Cinder’s slowly budding relationship with Kai is sweet. I enjoyed the fleeting moments they had together even though their vastly different stations in life mean those moments are rare. Still, I would have liked to see them find a way to spend more time together in order to deepen their connection. Cinder and Kai are in a very bad situation when this installment ends. However, I’m keeping my fingers crossed for a happy reunion in the next book.

I really enjoyed the premise of this book. I’ve always been drawn to fairy tales and my curiosity was piqued by this science fiction twist on Cinderella. However, after finishing this tale, I have so many unanswered questions. Why are cyborgs treated as second class citizens? Do they have to have a certain percentage of mechanical parts to be considered less than human? I’d also like to know more about Lunars. How did they develop their powers? What is their history? What happens if someone is part Lunar, part Earthen? I can only hope my questions are answered in the subsequent books of this series.

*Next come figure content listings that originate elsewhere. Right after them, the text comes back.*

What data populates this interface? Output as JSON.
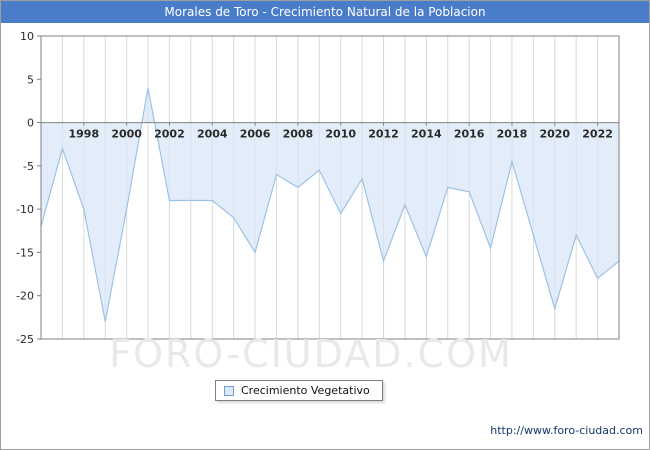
{
  "title_bar": {
    "text": "Morales de Toro - Crecimiento Natural de la Poblacion",
    "bg_color": "#4a7dc9",
    "fg_color": "#ffffff"
  },
  "watermark": "FORO-CIUDAD.COM",
  "legend": {
    "label": "Crecimiento Vegetativo",
    "swatch_color": "#dce9f8",
    "swatch_border": "#6f9fd0"
  },
  "footer": {
    "url": "http://www.foro-ciudad.com"
  },
  "chart_data": {
    "type": "area",
    "title": "Morales de Toro - Crecimiento Natural de la Poblacion",
    "xlabel": "",
    "ylabel": "",
    "x": [
      1996,
      1997,
      1998,
      1999,
      2000,
      2001,
      2002,
      2003,
      2004,
      2005,
      2006,
      2007,
      2008,
      2009,
      2010,
      2011,
      2012,
      2013,
      2014,
      2015,
      2016,
      2017,
      2018,
      2019,
      2020,
      2021,
      2022,
      2023
    ],
    "series": [
      {
        "name": "Crecimiento Vegetativo",
        "values": [
          -12,
          -3,
          -10,
          -23,
          -10,
          4,
          -9,
          -9,
          -9,
          -11,
          -15,
          -6,
          -7.5,
          -5.5,
          -10.5,
          -6.5,
          -16,
          -9.5,
          -15.5,
          -7.5,
          -8,
          -14.5,
          -4.5,
          -13,
          -21.5,
          -13,
          -18,
          -16
        ]
      }
    ],
    "ylim": [
      -25,
      10
    ],
    "yticks": [
      10,
      5,
      0,
      -5,
      -10,
      -15,
      -20,
      -25
    ],
    "xticks": [
      1998,
      2000,
      2002,
      2004,
      2006,
      2008,
      2010,
      2012,
      2014,
      2016,
      2018,
      2020,
      2022
    ],
    "baseline": 0,
    "grid": "vertical-per-year",
    "gridline_color": "#d9d9d9",
    "axis_color": "#808080",
    "line_color": "#9cc3e6",
    "fill_color": "#d6e6f7",
    "legend_position": "bottom"
  }
}
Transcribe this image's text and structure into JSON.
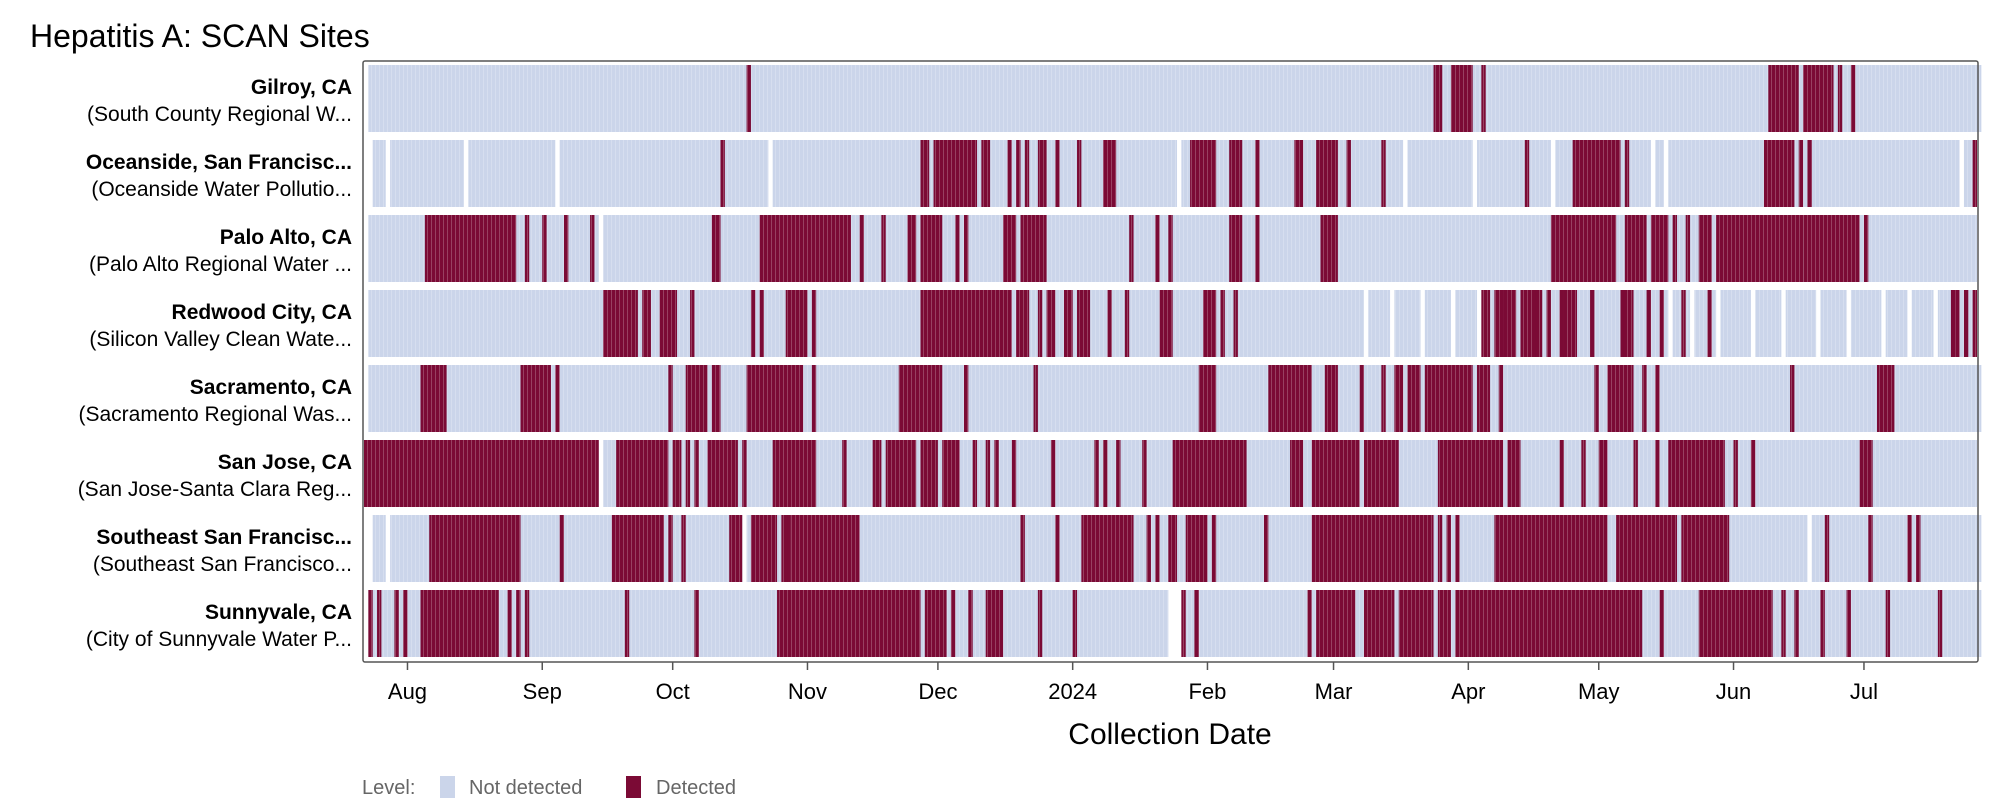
{
  "chart_data": {
    "type": "heatmap",
    "title": "Hepatitis A: SCAN Sites",
    "xlabel": "Collection Date",
    "ylabel": "",
    "x_start": "2023-07-22",
    "x_end": "2024-07-27",
    "x_ticks": [
      "Aug",
      "Sep",
      "Oct",
      "Nov",
      "Dec",
      "2024",
      "Feb",
      "Mar",
      "Apr",
      "May",
      "Jun",
      "Jul"
    ],
    "x_tick_dates": [
      "2023-08-01",
      "2023-09-01",
      "2023-10-01",
      "2023-11-01",
      "2023-12-01",
      "2024-01-01",
      "2024-02-01",
      "2024-03-01",
      "2024-04-01",
      "2024-05-01",
      "2024-06-01",
      "2024-07-01"
    ],
    "legend": {
      "title": "Level:",
      "position": "bottom-left",
      "items": [
        {
          "label": "Not detected",
          "color": "#cbd5ea"
        },
        {
          "label": "Detected",
          "color": "#7b0a35"
        }
      ]
    },
    "colors": {
      "not_detected": "#cbd5ea",
      "detected": "#7b0a35",
      "gap": "#ffffff",
      "frame": "#555555"
    },
    "sites": [
      {
        "name": "Gilroy, CA",
        "plant": "(South County Regional W...",
        "sampled": [
          [
            "2023-07-23",
            "2024-07-27"
          ]
        ],
        "detected": [
          "2023-10-18",
          [
            "2024-03-24",
            "2024-03-25"
          ],
          [
            "2024-03-28",
            "2024-04-01"
          ],
          "2024-04-04",
          [
            "2024-06-09",
            "2024-06-15"
          ],
          [
            "2024-06-17",
            "2024-06-23"
          ],
          "2024-06-25",
          "2024-06-28"
        ]
      },
      {
        "name": "Oceanside, San Francisc...",
        "plant": "(Oceanside Water Pollutio...",
        "sampled": [
          [
            "2023-07-24",
            "2023-07-26"
          ],
          [
            "2023-07-28",
            "2023-08-13"
          ],
          [
            "2023-08-15",
            "2023-09-03"
          ],
          [
            "2023-09-05",
            "2023-10-22"
          ],
          [
            "2023-10-24",
            "2024-01-24"
          ],
          [
            "2024-01-26",
            "2024-03-16"
          ],
          [
            "2024-03-18",
            "2024-04-01"
          ],
          [
            "2024-04-03",
            "2024-04-19"
          ],
          [
            "2024-04-21",
            "2024-05-12"
          ],
          [
            "2024-05-14",
            "2024-05-15"
          ],
          [
            "2024-05-17",
            "2024-06-17"
          ],
          [
            "2024-06-19",
            "2024-07-22"
          ],
          [
            "2024-07-24",
            "2024-07-26"
          ]
        ],
        "detected": [
          "2023-10-12",
          [
            "2023-11-27",
            "2023-11-28"
          ],
          [
            "2023-11-30",
            "2023-12-09"
          ],
          [
            "2023-12-11",
            "2023-12-12"
          ],
          "2023-12-17",
          "2023-12-19",
          "2023-12-21",
          [
            "2023-12-24",
            "2023-12-25"
          ],
          "2023-12-28",
          "2024-01-02",
          [
            "2024-01-08",
            "2024-01-10"
          ],
          [
            "2024-01-28",
            "2024-02-02"
          ],
          [
            "2024-02-06",
            "2024-02-08"
          ],
          "2024-02-12",
          [
            "2024-02-21",
            "2024-02-22"
          ],
          [
            "2024-02-26",
            "2024-03-01"
          ],
          "2024-03-04",
          "2024-03-12",
          "2024-04-14",
          [
            "2024-04-25",
            "2024-05-05"
          ],
          "2024-05-07",
          [
            "2024-06-08",
            "2024-06-14"
          ],
          "2024-06-16",
          "2024-06-18",
          "2024-07-26"
        ]
      },
      {
        "name": "Palo Alto, CA",
        "plant": "(Palo Alto Regional Water ...",
        "sampled": [
          [
            "2023-07-23",
            "2023-09-13"
          ],
          [
            "2023-09-15",
            "2024-07-26"
          ]
        ],
        "detected": [
          [
            "2023-08-05",
            "2023-08-25"
          ],
          "2023-08-28",
          "2023-09-01",
          "2023-09-06",
          "2023-09-12",
          [
            "2023-10-10",
            "2023-10-11"
          ],
          [
            "2023-10-21",
            "2023-11-10"
          ],
          "2023-11-13",
          "2023-11-18",
          [
            "2023-11-24",
            "2023-11-25"
          ],
          [
            "2023-11-27",
            "2023-12-01"
          ],
          "2023-12-05",
          "2023-12-07",
          [
            "2023-12-16",
            "2023-12-18"
          ],
          [
            "2023-12-20",
            "2023-12-25"
          ],
          "2024-01-14",
          "2024-01-20",
          "2024-01-23",
          [
            "2024-02-06",
            "2024-02-08"
          ],
          "2024-02-12",
          [
            "2024-02-27",
            "2024-03-01"
          ],
          [
            "2024-04-20",
            "2024-05-04"
          ],
          [
            "2024-05-07",
            "2024-05-11"
          ],
          [
            "2024-05-13",
            "2024-05-16"
          ],
          "2024-05-18",
          "2024-05-21",
          [
            "2024-05-24",
            "2024-05-26"
          ],
          [
            "2024-05-28",
            "2024-06-16"
          ],
          [
            "2024-06-17",
            "2024-06-29"
          ],
          "2024-07-01"
        ]
      },
      {
        "name": "Redwood City, CA",
        "plant": "(Silicon Valley Clean Wate...",
        "sampled": [
          [
            "2023-07-23",
            "2024-03-07"
          ],
          [
            "2024-03-09",
            "2024-03-13"
          ],
          [
            "2024-03-15",
            "2024-03-20"
          ],
          [
            "2024-03-22",
            "2024-03-27"
          ],
          [
            "2024-03-29",
            "2024-04-02"
          ],
          [
            "2024-04-04",
            "2024-04-08"
          ],
          [
            "2024-04-10",
            "2024-04-15"
          ],
          [
            "2024-04-17",
            "2024-04-21"
          ],
          [
            "2024-04-23",
            "2024-04-28"
          ],
          [
            "2024-04-30",
            "2024-05-05"
          ],
          [
            "2024-05-07",
            "2024-05-11"
          ],
          [
            "2024-05-13",
            "2024-05-16"
          ],
          [
            "2024-05-18",
            "2024-05-21"
          ],
          [
            "2024-05-23",
            "2024-05-27"
          ],
          [
            "2024-05-29",
            "2024-06-04"
          ],
          [
            "2024-06-06",
            "2024-06-11"
          ],
          [
            "2024-06-13",
            "2024-06-19"
          ],
          [
            "2024-06-21",
            "2024-06-26"
          ],
          [
            "2024-06-28",
            "2024-07-04"
          ],
          [
            "2024-07-06",
            "2024-07-10"
          ],
          [
            "2024-07-12",
            "2024-07-16"
          ],
          [
            "2024-07-18",
            "2024-07-20"
          ],
          [
            "2024-07-22",
            "2024-07-23"
          ],
          [
            "2024-07-25",
            "2024-07-26"
          ]
        ],
        "detected": [
          [
            "2023-09-15",
            "2023-09-22"
          ],
          [
            "2023-09-24",
            "2023-09-25"
          ],
          [
            "2023-09-28",
            "2023-10-01"
          ],
          "2023-10-05",
          "2023-10-19",
          "2023-10-21",
          [
            "2023-10-27",
            "2023-10-31"
          ],
          "2023-11-02",
          [
            "2023-11-27",
            "2023-12-17"
          ],
          [
            "2023-12-19",
            "2023-12-21"
          ],
          "2023-12-24",
          [
            "2023-12-26",
            "2023-12-27"
          ],
          [
            "2023-12-30",
            "2023-12-31"
          ],
          [
            "2024-01-02",
            "2024-01-04"
          ],
          "2024-01-09",
          "2024-01-13",
          [
            "2024-01-21",
            "2024-01-23"
          ],
          [
            "2024-01-31",
            "2024-02-02"
          ],
          "2024-02-04",
          "2024-02-07",
          [
            "2024-04-04",
            "2024-04-05"
          ],
          [
            "2024-04-07",
            "2024-04-11"
          ],
          [
            "2024-04-13",
            "2024-04-17"
          ],
          "2024-04-19",
          [
            "2024-04-22",
            "2024-04-25"
          ],
          "2024-04-29",
          [
            "2024-05-06",
            "2024-05-08"
          ],
          "2024-05-12",
          "2024-05-15",
          "2024-05-20",
          "2024-05-26",
          [
            "2024-07-21",
            "2024-07-22"
          ],
          "2024-07-24",
          "2024-07-26"
        ]
      },
      {
        "name": "Sacramento, CA",
        "plant": "(Sacramento Regional Was...",
        "sampled": [
          [
            "2023-07-23",
            "2024-07-27"
          ]
        ],
        "detected": [
          [
            "2023-08-04",
            "2023-08-09"
          ],
          [
            "2023-08-27",
            "2023-09-02"
          ],
          "2023-09-04",
          "2023-09-30",
          [
            "2023-10-04",
            "2023-10-08"
          ],
          [
            "2023-10-10",
            "2023-10-11"
          ],
          [
            "2023-10-18",
            "2023-10-30"
          ],
          "2023-11-02",
          [
            "2023-11-22",
            "2023-12-01"
          ],
          "2023-12-07",
          "2023-12-23",
          [
            "2024-01-30",
            "2024-02-02"
          ],
          [
            "2024-02-15",
            "2024-02-24"
          ],
          [
            "2024-02-28",
            "2024-03-01"
          ],
          "2024-03-07",
          "2024-03-12",
          [
            "2024-03-15",
            "2024-03-16"
          ],
          [
            "2024-03-18",
            "2024-03-20"
          ],
          [
            "2024-03-22",
            "2024-04-01"
          ],
          [
            "2024-04-03",
            "2024-04-05"
          ],
          "2024-04-08",
          "2024-04-30",
          [
            "2024-05-03",
            "2024-05-08"
          ],
          "2024-05-11",
          "2024-05-14",
          "2024-06-14",
          [
            "2024-07-04",
            "2024-07-07"
          ]
        ],
        "_note": ""
      },
      {
        "name": "San Jose, CA",
        "plant": "(San Jose-Santa Clara Reg...",
        "sampled": [
          [
            "2023-07-22",
            "2023-09-13"
          ],
          [
            "2023-09-15",
            "2024-07-26"
          ]
        ],
        "detected": [
          [
            "2023-07-22",
            "2023-09-13"
          ],
          [
            "2023-09-18",
            "2023-09-29"
          ],
          [
            "2023-10-01",
            "2023-10-02"
          ],
          "2023-10-04",
          "2023-10-06",
          [
            "2023-10-09",
            "2023-10-15"
          ],
          "2023-10-17",
          [
            "2023-10-24",
            "2023-11-02"
          ],
          "2023-11-09",
          [
            "2023-11-16",
            "2023-11-17"
          ],
          [
            "2023-11-19",
            "2023-11-25"
          ],
          [
            "2023-11-27",
            "2023-11-30"
          ],
          [
            "2023-12-02",
            "2023-12-05"
          ],
          "2023-12-09",
          "2023-12-12",
          "2023-12-14",
          "2023-12-18",
          "2023-12-27",
          "2024-01-06",
          "2024-01-08",
          "2024-01-11",
          "2024-01-17",
          [
            "2024-01-24",
            "2024-02-09"
          ],
          [
            "2024-02-20",
            "2024-02-22"
          ],
          [
            "2024-02-25",
            "2024-03-06"
          ],
          [
            "2024-03-08",
            "2024-03-15"
          ],
          [
            "2024-03-25",
            "2024-04-08"
          ],
          [
            "2024-04-10",
            "2024-04-12"
          ],
          "2024-04-22",
          "2024-04-27",
          [
            "2024-05-01",
            "2024-05-02"
          ],
          "2024-05-09",
          "2024-05-14",
          [
            "2024-05-17",
            "2024-05-29"
          ],
          "2024-06-01",
          "2024-06-05",
          [
            "2024-06-30",
            "2024-07-02"
          ]
        ]
      },
      {
        "name": "Southeast San Francisc...",
        "plant": "(Southeast San Francisco...",
        "sampled": [
          [
            "2023-07-24",
            "2023-07-26"
          ],
          [
            "2023-07-28",
            "2023-10-16"
          ],
          [
            "2023-10-18",
            "2023-10-26"
          ],
          [
            "2023-10-28",
            "2024-06-17"
          ],
          [
            "2024-06-19",
            "2024-07-27"
          ]
        ],
        "detected": [
          [
            "2023-08-06",
            "2023-08-26"
          ],
          "2023-09-05",
          [
            "2023-09-17",
            "2023-09-28"
          ],
          "2023-09-30",
          "2023-10-03",
          [
            "2023-10-14",
            "2023-10-16"
          ],
          [
            "2023-10-19",
            "2023-10-24"
          ],
          [
            "2023-10-26",
            "2023-10-27"
          ],
          [
            "2023-10-28",
            "2023-11-12"
          ],
          "2023-12-20",
          "2023-12-28",
          [
            "2024-01-03",
            "2024-01-14"
          ],
          "2024-01-18",
          "2024-01-20",
          [
            "2024-01-23",
            "2024-01-24"
          ],
          [
            "2024-01-27",
            "2024-01-31"
          ],
          "2024-02-02",
          "2024-02-14",
          [
            "2024-02-25",
            "2024-03-23"
          ],
          "2024-03-25",
          "2024-03-27",
          "2024-03-29",
          [
            "2024-04-07",
            "2024-05-02"
          ],
          [
            "2024-05-05",
            "2024-05-18"
          ],
          [
            "2024-05-20",
            "2024-05-30"
          ],
          "2024-06-22",
          "2024-07-02",
          "2024-07-11",
          "2024-07-13"
        ]
      },
      {
        "name": "Sunnyvale, CA",
        "plant": "(City of Sunnyvale Water P...",
        "sampled": [
          [
            "2023-07-23",
            "2024-01-22"
          ],
          [
            "2024-01-26",
            "2024-01-28"
          ],
          [
            "2024-01-30",
            "2024-07-27"
          ]
        ],
        "detected": [
          "2023-07-23",
          "2023-07-25",
          "2023-07-29",
          "2023-07-31",
          [
            "2023-08-04",
            "2023-08-21"
          ],
          "2023-08-24",
          "2023-08-26",
          "2023-08-28",
          "2023-09-20",
          "2023-10-06",
          [
            "2023-10-25",
            "2023-11-26"
          ],
          [
            "2023-11-28",
            "2023-12-02"
          ],
          "2023-12-04",
          "2023-12-08",
          [
            "2023-12-12",
            "2023-12-15"
          ],
          "2023-12-24",
          "2024-01-01",
          "2024-01-26",
          "2024-01-29",
          "2024-02-24",
          [
            "2024-02-26",
            "2024-03-05"
          ],
          [
            "2024-03-08",
            "2024-03-14"
          ],
          [
            "2024-03-16",
            "2024-03-23"
          ],
          [
            "2024-03-25",
            "2024-03-27"
          ],
          [
            "2024-03-29",
            "2024-03-31"
          ],
          [
            "2024-04-01",
            "2024-04-10"
          ],
          [
            "2024-04-11",
            "2024-05-10"
          ],
          "2024-05-15",
          [
            "2024-05-24",
            "2024-06-09"
          ],
          "2024-06-12",
          "2024-06-15",
          "2024-06-21",
          "2024-06-27",
          "2024-07-06",
          "2024-07-18"
        ]
      }
    ]
  }
}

Cinder is a thoroughly entertaining book. It is a unique take on a classic story, and I truly enjoyed getting to know Cinder and look forward to following her adventures again. I’ll be picking up the next book in this series very soon.

Flux by Lucas Pederson

Flux by Lucas Pederson
Publisher: Evernight Teen
Genre: Contemporary, Paranormal
Length: Full (190 pages)
Age Recommendation: 16+
Rating: 3.5 stars
Review by: Orchid

Bullied teenager Addy Decker has had enough of her miserable life. One night, just as she’s about to end it all, a beautiful boy appears in her bathroom, saving her life. At once intrigued and a little scared, she touches the boy and he opens her eyes to a whole different way of life. Addy finds herself in the presence of the Jaunters, a group of people on a mission to magically time travel to the past and save people at risk, as every life saved brings new life to the dead world of the future. Addy is still wrapping her head around it all when her mom is attacked by a Hell Hound. Alongside her new companions, Addy jaunts to save her, but one of them disappears with Addy’s mom to an unknown destination. Now it’s a race against time, in every dimension, to find the rogue Hell Hound, and Addy’s mom, before a plague is unleashed that will infect the fabric of history itself.

This is an unusual book with an involved story about a young girl who is about to take her own life when a boy arrives in her bathroom to stop her. The second time this happens she follows the boy to a place in the future where young people try to stop evil taking over the world and destroying it.

The girl, Addy, is a strange girl, a mixture of her background and the curves life has thrown at her. Intrigued by the future she still longs to go home.

I’m sure the author knew exactly what was happening, but I have to admit I found this story really difficult to follow. Even though I read through to the end I’m still not sure of the point of the story.

I’ve no doubt other readers will find some depth to the book, indeed I hope they do as the actual writing and grammar was excellent.